I’m also working on another skin care post, per your requests. My own routine plus (ding ding ding) success in the non-shiny sunscreen quest!

Until then, I’ll leave you with a Huck story. I mentioned I’d been invited to a Pete’s Dragon screening but declined because I could only bring one kid. Huck’s response: “Yeah, that would be like a mom and dad making mac and cheese ON PURPOSE when the kids weren’t home.”

Assorted Friday notes

August 5, 2016 @ 1:18 pm | Filed under: , , , ,

I did a Periscope yesterday on a topic that had been requested by a Brave Writer mom: How I make time to pursue my own interests and hobbies while homeschooling, writing, juggling doctor appointments, etc. Great topic!! Had a lot of fun with this discussion.

And here’s the book I mentioned in the scope: Dear Committee Members by Julie Schumacher. As I said, this was my second time reading it, so you know it was enjoyable. A comic yet touching epistolary novel in the voice of a beleaguered, earnest, overly frank, romantically inept English professor at a second-tier university. Now, you know I’m a sucker for an epistolary novel! This one’s academia setting gives it a unique flavor. You’ll never read letters of recommendation like these in the real world (alas).

leafmotif

What’s happening in my house today:

Receiving_a_fax_from_Grandma_and_Grandpa._Today_s_technology_lesson_brought_to_you_by_1992.__amazeditstillworks

Receiving a fax from Grandma and Grandpa. Today’s lesson in technology brought to you by 1992. (I’m amazed the thing still works!) Huck really wanted to reply by putting his piggy bank through.
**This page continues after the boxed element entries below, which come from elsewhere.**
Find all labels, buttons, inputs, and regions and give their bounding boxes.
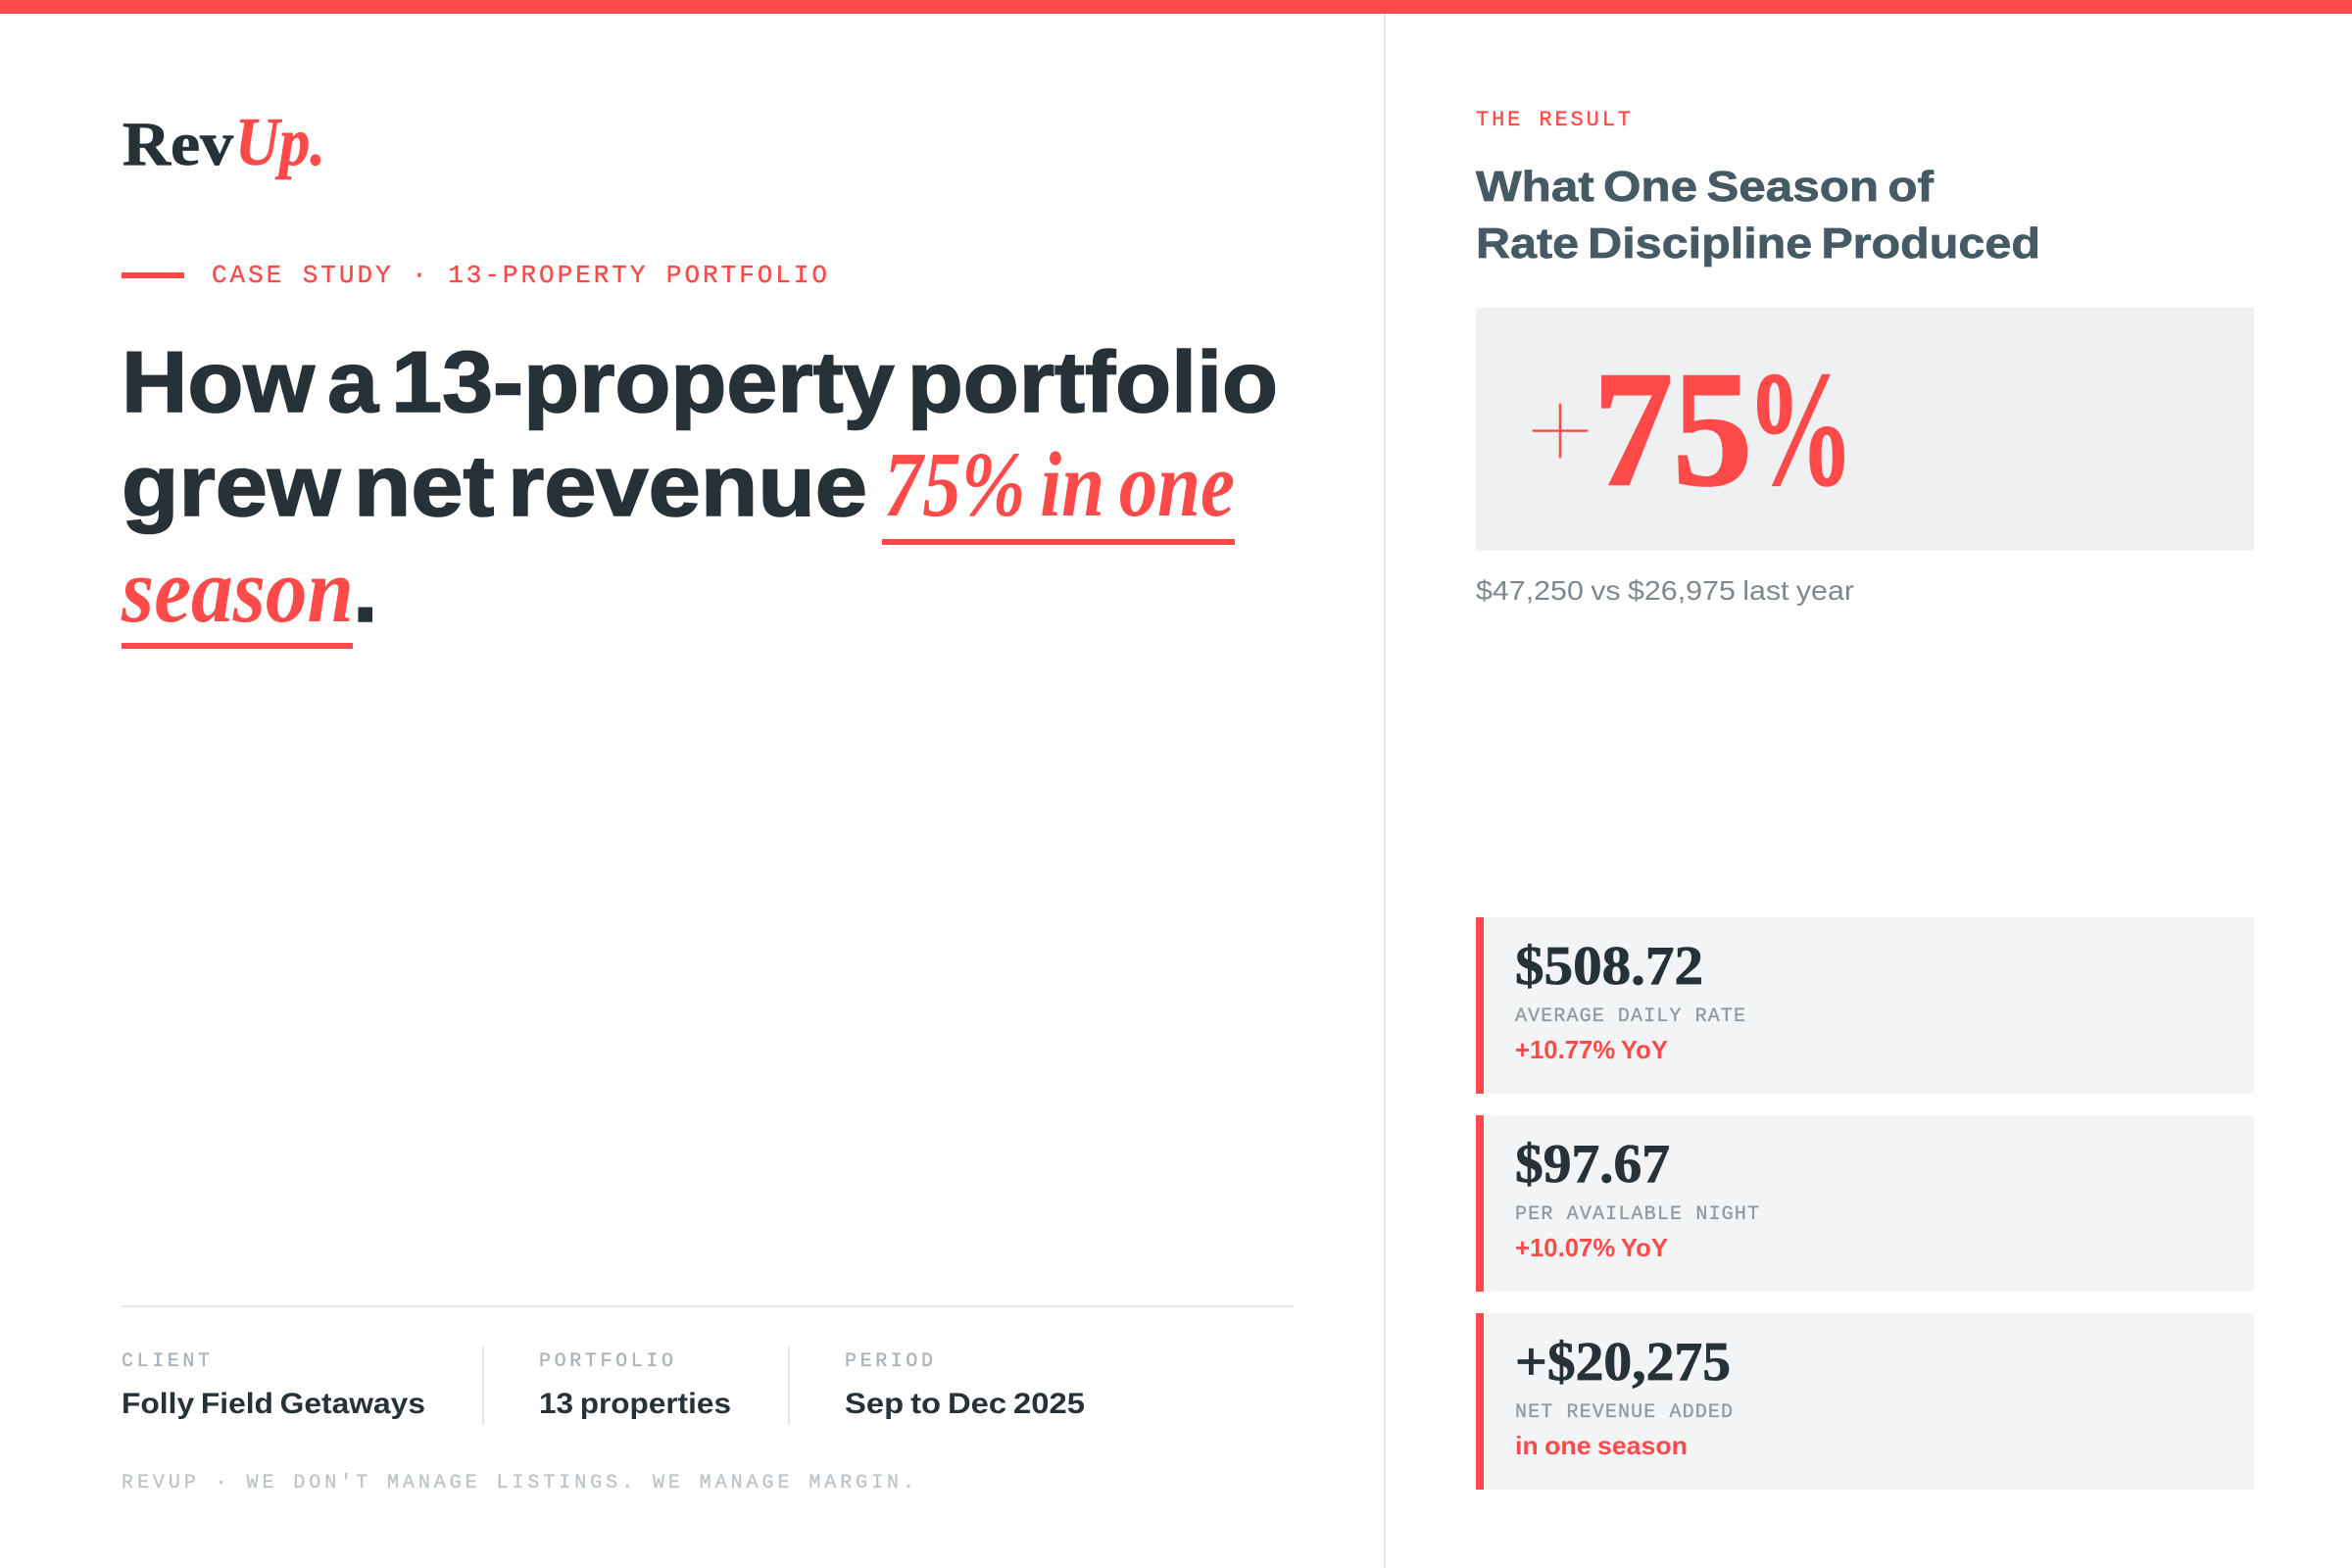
headline: How a 13-property portfolio	[122, 333, 1278, 430]
section label: THE RESULT	[1476, 108, 1631, 132]
headline: season	[121, 540, 354, 642]
card: average daily rate: AVERAGE DAILY RATE	[1515, 1005, 1745, 1028]
meta: client: Folly Field Getaways	[122, 1388, 425, 1420]
meta: portfolio	[539, 1350, 731, 1420]
card: per available night: +10.07% YoY	[1515, 1233, 1668, 1262]
meta: portfolio: 13 properties	[539, 1388, 731, 1420]
logo: Up.	[235, 105, 325, 180]
section heading: What One Season of	[1476, 163, 1934, 211]
section heading: Rate Discipline Produced	[1476, 220, 2040, 268]
meta: client	[122, 1350, 425, 1420]
card: net revenue added: in one season	[1515, 1431, 1688, 1460]
hero stat	[1476, 308, 2254, 551]
panel: left story	[121, 105, 1294, 1494]
top accent bar	[0, 0, 2352, 14]
card: per available night: PER AVAILABLE NIGHT	[1515, 1203, 1759, 1226]
footer tagline: REVUP · WE DON'T MANAGE LISTINGS. WE MANAGE MARGIN.	[122, 1472, 914, 1494]
hero comparison: $47,250 vs $26,975 last year	[1476, 575, 1854, 606]
eyebrow: CASE STUDY · 13-PROPERTY PORTFOLIO	[212, 261, 827, 290]
headline: grew net revenue	[122, 437, 867, 534]
headline: .	[353, 541, 378, 641]
panel: the result	[1476, 108, 2254, 1490]
logo	[122, 105, 325, 180]
hero stat: %	[1746, 338, 1854, 520]
card: net revenue added: NET REVENUE ADDED	[1515, 1401, 1733, 1424]
meta strip	[122, 1305, 1294, 1425]
card: average daily rate	[1476, 917, 2254, 1094]
hero stat: +	[1524, 361, 1596, 500]
card: average daily rate: +10.77% YoY	[1515, 1035, 1668, 1064]
logo: Rev	[122, 109, 233, 178]
card: net revenue added	[1476, 1313, 2254, 1490]
meta: portfolio: PORTFOLIO	[539, 1350, 673, 1373]
meta: client: CLIENT	[122, 1350, 210, 1373]
card: per available night	[1476, 1115, 2254, 1292]
headline: 75% in one	[884, 434, 1235, 536]
meta: period: PERIOD	[845, 1350, 933, 1373]
card: average daily rate: $508.72	[1515, 936, 1703, 997]
headline	[121, 333, 1278, 649]
card: net revenue added: +$20,275	[1515, 1332, 1731, 1393]
card: per available night: $97.67	[1515, 1134, 1670, 1195]
meta: period: Sep to Dec 2025	[845, 1388, 1085, 1420]
section heading	[1476, 163, 2040, 268]
meta: period	[845, 1350, 1085, 1420]
hero stat: 75	[1593, 338, 1752, 520]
Perhaps we’re still a tad fuzzy on how the tech works. (Let’s face it, it always seemed like magic to me.)

leafmotif

This one’s for Emily:

HSinfluences

My “things that influenced my homeschooling style” slide from the Brave Writer Retreat.

 

 

make that Puck

May 16, 2016 @ 9:39 am | Filed under:

Me, happening upon a small boy industriously wielding a feather duster on the bookcases: “Wow! Thank you!”

Huck, a certain gleam in his eye: “I need lots of dust so I can shake it in Rilla’s face.”